Ivonne Venegas, 2008 ©, Courtesy of Sony Pictures Classics.
KEEPING SCORE: Diego Luna (left) and Gael García Bernal play soccer stars in 'Rudo y Cursi.'
Two siblings in Mexico get all that money can buy in 'Rudo y Cursi'
By Richard von Busack
EVEN WITH the severely glutted film market, I wish we got three times as many films from Mexico as actually arrive here. Rudo y Cursi will certainly do. It is produced by some of the most revered names in new Mexican cinema (Guillermo del Toro, Alfonso Cuarón and Alejandro González Iñárritu) and directed by Cuarón's brother, Carlos. The film reunites Diego Luna and the criminally handsome Gael García Bernal of Alfonso Cuarón's Y tu Mamá También. Like Y tu Mamá También, the action is narrated, but the difference is in the approach. The narrator in the former was the detached Godardian. In Rudo y Cursi, the narrator is Batuta, "Baton" (Guillermo Francella), who is full of charming fatalistic proverbs about the relation between soccer and life. Baton is an essentially a trickster figure, with dyed whiskers and a sports car. Like the devil, Baton looks for mischief where he can find it. He finds it on a rural soccer field. Baton discovers Tato (Bernal) and Beto (Luna), who are apparently half-brothers, though some of the reviewers are calling them brothers.
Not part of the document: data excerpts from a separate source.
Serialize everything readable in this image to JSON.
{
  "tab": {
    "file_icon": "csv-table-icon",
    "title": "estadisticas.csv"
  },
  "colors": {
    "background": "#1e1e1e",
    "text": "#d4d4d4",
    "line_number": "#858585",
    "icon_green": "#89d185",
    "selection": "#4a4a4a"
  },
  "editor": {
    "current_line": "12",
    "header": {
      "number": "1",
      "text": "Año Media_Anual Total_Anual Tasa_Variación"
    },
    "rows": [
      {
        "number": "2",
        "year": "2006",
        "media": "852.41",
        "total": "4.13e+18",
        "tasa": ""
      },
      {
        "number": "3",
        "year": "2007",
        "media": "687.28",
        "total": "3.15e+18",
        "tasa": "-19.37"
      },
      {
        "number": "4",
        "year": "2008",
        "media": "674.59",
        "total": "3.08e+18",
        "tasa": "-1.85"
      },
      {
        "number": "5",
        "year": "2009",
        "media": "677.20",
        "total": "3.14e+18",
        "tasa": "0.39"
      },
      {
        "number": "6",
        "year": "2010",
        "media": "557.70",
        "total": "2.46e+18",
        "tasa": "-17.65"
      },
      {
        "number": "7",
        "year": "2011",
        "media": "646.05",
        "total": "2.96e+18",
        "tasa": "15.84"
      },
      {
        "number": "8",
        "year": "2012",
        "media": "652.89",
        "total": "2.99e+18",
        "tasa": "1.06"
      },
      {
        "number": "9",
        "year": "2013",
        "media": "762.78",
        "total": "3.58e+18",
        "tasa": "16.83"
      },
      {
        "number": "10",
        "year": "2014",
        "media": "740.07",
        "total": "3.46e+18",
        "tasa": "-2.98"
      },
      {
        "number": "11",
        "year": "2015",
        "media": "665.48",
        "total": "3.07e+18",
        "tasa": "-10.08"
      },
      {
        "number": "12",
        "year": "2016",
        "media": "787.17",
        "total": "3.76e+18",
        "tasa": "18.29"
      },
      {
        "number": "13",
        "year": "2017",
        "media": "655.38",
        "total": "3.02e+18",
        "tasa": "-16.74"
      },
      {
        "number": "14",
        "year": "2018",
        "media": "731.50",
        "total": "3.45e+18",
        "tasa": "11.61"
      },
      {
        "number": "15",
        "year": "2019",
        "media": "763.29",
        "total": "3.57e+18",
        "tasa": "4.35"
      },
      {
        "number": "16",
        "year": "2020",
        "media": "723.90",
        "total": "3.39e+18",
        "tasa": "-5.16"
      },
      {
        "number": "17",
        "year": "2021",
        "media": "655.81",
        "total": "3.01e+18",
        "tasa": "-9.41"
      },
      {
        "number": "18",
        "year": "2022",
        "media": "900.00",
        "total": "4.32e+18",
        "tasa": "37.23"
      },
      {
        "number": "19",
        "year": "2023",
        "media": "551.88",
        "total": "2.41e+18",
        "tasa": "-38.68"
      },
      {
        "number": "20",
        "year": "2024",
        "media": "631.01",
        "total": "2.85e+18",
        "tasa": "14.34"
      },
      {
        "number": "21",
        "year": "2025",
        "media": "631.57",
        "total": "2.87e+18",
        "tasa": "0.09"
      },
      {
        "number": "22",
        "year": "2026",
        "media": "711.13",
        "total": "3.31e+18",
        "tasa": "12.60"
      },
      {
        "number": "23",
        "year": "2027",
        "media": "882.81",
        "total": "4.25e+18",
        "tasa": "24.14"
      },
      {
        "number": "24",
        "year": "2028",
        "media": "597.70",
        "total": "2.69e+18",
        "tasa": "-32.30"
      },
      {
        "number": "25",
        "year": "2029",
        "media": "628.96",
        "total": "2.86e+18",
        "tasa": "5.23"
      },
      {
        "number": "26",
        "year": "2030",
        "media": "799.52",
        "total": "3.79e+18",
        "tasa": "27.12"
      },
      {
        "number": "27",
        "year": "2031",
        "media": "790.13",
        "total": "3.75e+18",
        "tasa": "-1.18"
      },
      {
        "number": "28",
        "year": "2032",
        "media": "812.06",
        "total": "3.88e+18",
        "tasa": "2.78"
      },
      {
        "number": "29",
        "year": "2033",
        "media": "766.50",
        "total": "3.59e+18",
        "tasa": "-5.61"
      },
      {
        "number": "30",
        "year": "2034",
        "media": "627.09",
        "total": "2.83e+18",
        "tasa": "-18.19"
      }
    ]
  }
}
The two are classic hijos de chingada, and their parentage is a little uncertain, though each boasts of the superior virtues of his long-gone father. It hardly matters, because their mutual mother's latest boyfriend is a repulsive cop. The guys work a banana plantation and are about to run away to the United States. The talent scout Baton sees their talent on the field but figures he can only take one of the pair. That one is Tato, who figures that futbol is just his day job until he can make a fortune being a cowboy-suited accordion player. In Mexico City, Tato rises to the top of the game, and he pressures Baton to sign Beto as a goalie. Beto is a success, ruling the goal posts and shutting out team after team. Unfortunately, his rude behavior gets him the nickname "Rudo."
For a time the two do well. Tato, now with his own nickname, "Cursi," meaning "snotty," gets involved with the TV starlet Maya (Jessica Mas). Tato also lands a fine house and even a few gigs, where he repeatedly massacres Cheap Trick's "I Want You to Want Me." But Beto's gambling and Tato's hopeless love for the no-good Maya change both their luck for the worse. I'm not sure why the subtitles translate Baton's words into Cockney slang; this may have been to please the British market, due to the widely held belief that Americans don't care about soccer. To be fair, this is an extremely idiom-heavy movie. Rudo y Cursi takes a merry tone to a story in which all roads lead to failure. Ultimately, the one true success is a local narco-thug with an army of bodyguards; he helps himself to the only peaceful spot in the film, a beautiful local beach, and he's a diabolus ex machina who brings in a sort of unhappy-happy ending. Yet it's troubling to suspect that Rudo y Cursi is really at heart a cautionary tale of two rural bumpkins who rise above their station. Because of that slight patronization, Rudo y Cursi is only almost really funny and only almost really tragic, though always thoroughly and elegantly moraled: "Pity, nowadays, wars are mistaken for games and games are mistaken for wars."